North Shore patient identities stolen: DA

Bill San Antonio

A Brooklyn woman was arraigned on Friday on charges that used the identities of several patients at North Shore University Hospital in Manhasset to make purchases worth thousands of dollars at various department store.

Latoya Talbert, 24, was charged in Nassau County Court with felony counts of grand larceny, identity theft and scheme to defraud, and a misdemeanor count of unlawful possession of personal identification, prosecutors said.

“This defendant took advantage of vulnerable hospital patients in a scheme to make thousands of dollars of purchases based on the good credit of others,” Nassau County District Attorney Kathleen Rice said. “Though she tried to evade justice, she will now have to face the consequences of her deceitful actions.” 

Talbert was arrested in June 2011 after she was found to have tried to make a purchase at the Bloomingdales store in the Roosevelt Field Mall using a stolen identity, prosecutors said. After failing to appear at a court hearing that September, a warrant was issued for her arrest. 

Talbert last week was arrested in Virginia for an undisclosed traffic violation and was then taken into custody in New York on her arrest warrant, prosecutors said.
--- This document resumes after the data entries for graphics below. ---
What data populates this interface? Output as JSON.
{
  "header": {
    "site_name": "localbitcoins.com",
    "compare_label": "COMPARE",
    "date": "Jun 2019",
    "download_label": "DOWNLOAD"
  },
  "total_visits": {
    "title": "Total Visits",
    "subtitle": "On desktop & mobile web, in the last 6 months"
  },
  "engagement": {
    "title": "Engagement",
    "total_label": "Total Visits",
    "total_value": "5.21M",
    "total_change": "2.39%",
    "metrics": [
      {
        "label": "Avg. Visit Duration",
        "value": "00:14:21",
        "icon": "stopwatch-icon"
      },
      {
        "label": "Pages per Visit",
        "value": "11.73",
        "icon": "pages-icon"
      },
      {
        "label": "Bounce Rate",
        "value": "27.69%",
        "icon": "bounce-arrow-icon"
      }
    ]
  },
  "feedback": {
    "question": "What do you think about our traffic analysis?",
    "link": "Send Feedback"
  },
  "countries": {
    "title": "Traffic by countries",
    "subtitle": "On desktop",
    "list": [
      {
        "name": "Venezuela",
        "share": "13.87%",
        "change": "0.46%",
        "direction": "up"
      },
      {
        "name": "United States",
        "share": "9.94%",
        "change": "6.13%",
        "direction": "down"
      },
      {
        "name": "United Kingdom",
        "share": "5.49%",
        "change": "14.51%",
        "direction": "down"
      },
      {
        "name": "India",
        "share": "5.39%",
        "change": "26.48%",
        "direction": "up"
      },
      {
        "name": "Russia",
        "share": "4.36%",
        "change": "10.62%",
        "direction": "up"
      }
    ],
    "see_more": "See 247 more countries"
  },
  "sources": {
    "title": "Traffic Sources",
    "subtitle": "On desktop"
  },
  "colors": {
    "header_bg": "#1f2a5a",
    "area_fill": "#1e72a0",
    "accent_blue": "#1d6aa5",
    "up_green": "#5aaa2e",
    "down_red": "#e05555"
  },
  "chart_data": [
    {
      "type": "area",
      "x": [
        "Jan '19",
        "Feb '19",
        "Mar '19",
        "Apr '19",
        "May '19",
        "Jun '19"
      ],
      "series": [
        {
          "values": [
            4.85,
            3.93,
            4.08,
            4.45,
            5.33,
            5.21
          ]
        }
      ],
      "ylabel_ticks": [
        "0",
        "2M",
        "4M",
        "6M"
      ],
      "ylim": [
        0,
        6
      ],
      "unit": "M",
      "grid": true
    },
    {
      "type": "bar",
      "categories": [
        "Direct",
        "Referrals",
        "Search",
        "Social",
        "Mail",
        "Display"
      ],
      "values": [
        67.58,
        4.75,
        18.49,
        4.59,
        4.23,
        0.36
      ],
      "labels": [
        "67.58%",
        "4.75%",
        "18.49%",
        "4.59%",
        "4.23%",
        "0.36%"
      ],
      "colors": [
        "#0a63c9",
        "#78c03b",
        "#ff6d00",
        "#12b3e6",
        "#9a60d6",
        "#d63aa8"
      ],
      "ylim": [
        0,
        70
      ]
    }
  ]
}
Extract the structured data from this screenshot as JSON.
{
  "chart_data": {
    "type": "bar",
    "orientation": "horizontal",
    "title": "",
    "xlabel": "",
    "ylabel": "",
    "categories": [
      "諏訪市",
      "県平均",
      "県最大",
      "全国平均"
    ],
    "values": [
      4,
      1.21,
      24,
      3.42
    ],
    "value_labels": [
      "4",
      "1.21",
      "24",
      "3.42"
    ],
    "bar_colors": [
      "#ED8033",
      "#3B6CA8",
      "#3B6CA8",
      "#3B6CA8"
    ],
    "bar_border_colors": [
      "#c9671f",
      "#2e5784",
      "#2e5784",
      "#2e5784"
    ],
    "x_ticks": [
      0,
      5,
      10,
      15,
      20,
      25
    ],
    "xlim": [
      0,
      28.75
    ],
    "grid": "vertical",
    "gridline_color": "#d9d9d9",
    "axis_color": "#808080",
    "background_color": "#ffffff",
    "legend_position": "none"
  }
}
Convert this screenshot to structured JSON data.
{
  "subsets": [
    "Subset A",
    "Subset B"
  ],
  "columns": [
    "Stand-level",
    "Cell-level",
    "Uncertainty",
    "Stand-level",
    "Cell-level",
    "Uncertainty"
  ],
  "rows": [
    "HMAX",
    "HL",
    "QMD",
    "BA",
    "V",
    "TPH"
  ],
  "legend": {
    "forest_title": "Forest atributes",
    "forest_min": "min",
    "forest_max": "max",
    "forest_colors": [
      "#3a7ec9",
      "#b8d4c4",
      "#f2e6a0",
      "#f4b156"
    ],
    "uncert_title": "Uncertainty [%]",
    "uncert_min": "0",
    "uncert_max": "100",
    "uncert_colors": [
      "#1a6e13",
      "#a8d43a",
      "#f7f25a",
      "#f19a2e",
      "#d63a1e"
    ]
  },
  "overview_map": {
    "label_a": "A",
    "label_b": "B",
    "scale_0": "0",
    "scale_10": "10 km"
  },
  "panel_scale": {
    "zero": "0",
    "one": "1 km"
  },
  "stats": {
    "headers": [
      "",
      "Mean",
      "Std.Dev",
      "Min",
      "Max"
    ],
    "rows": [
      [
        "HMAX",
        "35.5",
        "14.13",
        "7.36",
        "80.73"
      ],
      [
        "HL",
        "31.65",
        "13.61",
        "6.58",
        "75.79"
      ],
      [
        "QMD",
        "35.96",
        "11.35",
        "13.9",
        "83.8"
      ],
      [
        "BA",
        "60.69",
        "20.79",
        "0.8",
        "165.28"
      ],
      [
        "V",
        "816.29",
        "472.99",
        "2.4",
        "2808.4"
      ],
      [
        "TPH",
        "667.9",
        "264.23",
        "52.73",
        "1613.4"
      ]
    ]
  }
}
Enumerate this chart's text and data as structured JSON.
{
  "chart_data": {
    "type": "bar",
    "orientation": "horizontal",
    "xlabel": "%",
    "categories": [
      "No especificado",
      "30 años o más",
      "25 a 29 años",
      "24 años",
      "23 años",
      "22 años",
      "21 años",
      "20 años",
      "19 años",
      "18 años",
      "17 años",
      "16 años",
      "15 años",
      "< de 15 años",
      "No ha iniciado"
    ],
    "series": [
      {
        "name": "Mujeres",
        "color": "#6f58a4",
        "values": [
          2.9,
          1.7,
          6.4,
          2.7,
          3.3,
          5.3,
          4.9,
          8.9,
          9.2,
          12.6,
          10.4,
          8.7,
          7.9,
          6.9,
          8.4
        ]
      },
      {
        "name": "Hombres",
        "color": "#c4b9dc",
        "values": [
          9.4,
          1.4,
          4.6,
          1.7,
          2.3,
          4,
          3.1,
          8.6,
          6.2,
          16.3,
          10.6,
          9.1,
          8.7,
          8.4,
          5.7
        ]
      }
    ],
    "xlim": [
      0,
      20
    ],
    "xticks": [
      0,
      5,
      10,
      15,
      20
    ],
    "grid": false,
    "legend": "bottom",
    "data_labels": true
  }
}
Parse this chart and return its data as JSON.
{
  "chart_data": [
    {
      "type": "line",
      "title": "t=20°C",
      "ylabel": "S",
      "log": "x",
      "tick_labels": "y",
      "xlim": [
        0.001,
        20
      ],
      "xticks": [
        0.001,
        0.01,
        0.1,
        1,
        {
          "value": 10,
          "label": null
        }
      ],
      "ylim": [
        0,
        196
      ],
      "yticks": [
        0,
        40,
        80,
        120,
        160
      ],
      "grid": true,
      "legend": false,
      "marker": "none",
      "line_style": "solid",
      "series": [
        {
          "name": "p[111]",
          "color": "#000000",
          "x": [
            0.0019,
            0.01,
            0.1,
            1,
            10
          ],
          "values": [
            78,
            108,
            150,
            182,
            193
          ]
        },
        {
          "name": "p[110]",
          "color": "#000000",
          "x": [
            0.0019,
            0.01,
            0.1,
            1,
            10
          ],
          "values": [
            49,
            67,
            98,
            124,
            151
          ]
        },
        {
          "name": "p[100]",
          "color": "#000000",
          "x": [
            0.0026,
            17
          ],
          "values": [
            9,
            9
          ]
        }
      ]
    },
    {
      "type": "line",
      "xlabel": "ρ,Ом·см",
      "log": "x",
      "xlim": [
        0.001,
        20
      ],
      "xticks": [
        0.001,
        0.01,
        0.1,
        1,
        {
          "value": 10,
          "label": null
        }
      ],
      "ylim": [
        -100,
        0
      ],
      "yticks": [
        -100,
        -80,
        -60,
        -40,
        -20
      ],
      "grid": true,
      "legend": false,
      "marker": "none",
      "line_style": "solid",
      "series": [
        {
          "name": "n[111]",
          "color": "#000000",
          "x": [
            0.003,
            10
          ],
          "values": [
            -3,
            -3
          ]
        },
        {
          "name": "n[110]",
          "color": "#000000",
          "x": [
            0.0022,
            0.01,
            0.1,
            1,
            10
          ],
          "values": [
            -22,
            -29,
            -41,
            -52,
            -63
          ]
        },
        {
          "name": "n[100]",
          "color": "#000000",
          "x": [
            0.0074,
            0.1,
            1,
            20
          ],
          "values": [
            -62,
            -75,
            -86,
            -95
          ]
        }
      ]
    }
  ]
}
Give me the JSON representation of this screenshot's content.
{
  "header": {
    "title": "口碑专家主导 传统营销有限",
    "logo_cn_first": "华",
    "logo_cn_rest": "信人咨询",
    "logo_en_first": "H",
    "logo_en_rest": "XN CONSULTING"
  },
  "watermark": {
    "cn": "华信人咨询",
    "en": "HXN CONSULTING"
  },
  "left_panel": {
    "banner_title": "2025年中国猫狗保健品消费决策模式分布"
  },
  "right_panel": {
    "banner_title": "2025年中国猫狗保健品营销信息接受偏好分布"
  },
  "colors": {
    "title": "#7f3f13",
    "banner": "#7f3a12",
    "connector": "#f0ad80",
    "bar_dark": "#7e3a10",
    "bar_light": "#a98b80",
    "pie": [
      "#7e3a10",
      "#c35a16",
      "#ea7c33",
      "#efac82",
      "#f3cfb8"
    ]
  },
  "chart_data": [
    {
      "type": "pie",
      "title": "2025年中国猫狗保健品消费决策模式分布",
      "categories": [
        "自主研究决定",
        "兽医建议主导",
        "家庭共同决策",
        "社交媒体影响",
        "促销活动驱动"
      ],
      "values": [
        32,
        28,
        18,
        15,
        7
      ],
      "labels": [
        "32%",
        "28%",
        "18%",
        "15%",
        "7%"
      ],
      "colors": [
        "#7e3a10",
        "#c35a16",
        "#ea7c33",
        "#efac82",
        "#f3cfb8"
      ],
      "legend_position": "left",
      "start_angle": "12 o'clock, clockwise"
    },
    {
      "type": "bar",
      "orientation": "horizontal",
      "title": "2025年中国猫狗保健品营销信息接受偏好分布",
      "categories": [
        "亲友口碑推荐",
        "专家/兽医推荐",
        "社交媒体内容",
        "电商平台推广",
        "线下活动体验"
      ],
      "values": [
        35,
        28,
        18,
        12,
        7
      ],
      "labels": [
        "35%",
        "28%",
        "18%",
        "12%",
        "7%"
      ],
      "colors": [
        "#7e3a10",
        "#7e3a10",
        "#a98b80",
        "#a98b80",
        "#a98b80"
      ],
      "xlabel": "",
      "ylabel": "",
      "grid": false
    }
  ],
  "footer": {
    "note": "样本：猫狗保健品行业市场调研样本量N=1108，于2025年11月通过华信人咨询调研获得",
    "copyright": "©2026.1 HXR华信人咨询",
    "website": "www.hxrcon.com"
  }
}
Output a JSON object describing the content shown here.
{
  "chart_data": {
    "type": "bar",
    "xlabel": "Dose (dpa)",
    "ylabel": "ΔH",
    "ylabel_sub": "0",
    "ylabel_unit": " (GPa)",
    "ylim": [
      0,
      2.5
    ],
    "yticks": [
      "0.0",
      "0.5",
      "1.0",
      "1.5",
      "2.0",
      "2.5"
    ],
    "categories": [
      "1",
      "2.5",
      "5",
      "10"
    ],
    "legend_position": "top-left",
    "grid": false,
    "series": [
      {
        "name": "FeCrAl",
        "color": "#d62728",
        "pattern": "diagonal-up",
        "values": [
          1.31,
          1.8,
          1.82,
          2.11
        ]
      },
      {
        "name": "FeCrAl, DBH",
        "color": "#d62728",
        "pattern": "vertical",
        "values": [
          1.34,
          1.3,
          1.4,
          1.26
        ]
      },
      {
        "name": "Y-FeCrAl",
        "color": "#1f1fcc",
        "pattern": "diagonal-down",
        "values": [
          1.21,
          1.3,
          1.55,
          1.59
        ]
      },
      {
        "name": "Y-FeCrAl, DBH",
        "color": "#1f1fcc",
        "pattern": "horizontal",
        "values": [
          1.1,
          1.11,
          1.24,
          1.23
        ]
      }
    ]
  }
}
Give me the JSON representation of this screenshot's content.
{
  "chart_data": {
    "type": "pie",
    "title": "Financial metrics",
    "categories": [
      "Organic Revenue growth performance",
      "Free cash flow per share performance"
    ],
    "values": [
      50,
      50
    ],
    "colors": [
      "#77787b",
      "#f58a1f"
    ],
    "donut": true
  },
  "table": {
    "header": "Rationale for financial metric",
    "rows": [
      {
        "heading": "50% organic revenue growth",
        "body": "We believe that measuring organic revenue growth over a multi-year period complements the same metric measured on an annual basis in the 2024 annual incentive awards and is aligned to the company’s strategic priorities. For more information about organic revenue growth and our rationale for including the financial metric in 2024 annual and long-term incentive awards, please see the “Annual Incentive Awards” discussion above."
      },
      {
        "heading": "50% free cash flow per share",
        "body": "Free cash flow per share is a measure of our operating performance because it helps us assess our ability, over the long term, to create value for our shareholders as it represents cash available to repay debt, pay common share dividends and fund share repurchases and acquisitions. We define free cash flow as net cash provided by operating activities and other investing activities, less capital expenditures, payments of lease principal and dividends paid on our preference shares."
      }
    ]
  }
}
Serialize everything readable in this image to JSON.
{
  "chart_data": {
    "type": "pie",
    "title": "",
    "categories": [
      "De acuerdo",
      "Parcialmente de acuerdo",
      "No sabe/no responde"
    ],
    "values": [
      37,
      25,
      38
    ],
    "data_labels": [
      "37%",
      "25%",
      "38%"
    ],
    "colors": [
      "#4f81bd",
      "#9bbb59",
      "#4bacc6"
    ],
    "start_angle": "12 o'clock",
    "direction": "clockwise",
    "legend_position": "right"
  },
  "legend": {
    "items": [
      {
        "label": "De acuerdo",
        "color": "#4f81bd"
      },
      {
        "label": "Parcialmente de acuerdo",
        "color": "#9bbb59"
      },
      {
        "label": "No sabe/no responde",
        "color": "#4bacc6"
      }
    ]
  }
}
She was then offered the opportunity to voluntarily appear in court in new York, rather than face extradition there.

Prosecutors said Talbert had been working with an identity theft ring since 2011 that stole the identities of North Shore patients to open instant credit accounts in their names and make purchases at department stores like Macy’s and Target.

Two other people have been convicted in Nassau County for their involvement in the identity theft ring, prosecutors said, while others have in Queens, Manhattan, New Jersey and Connecticut, prosecutors said.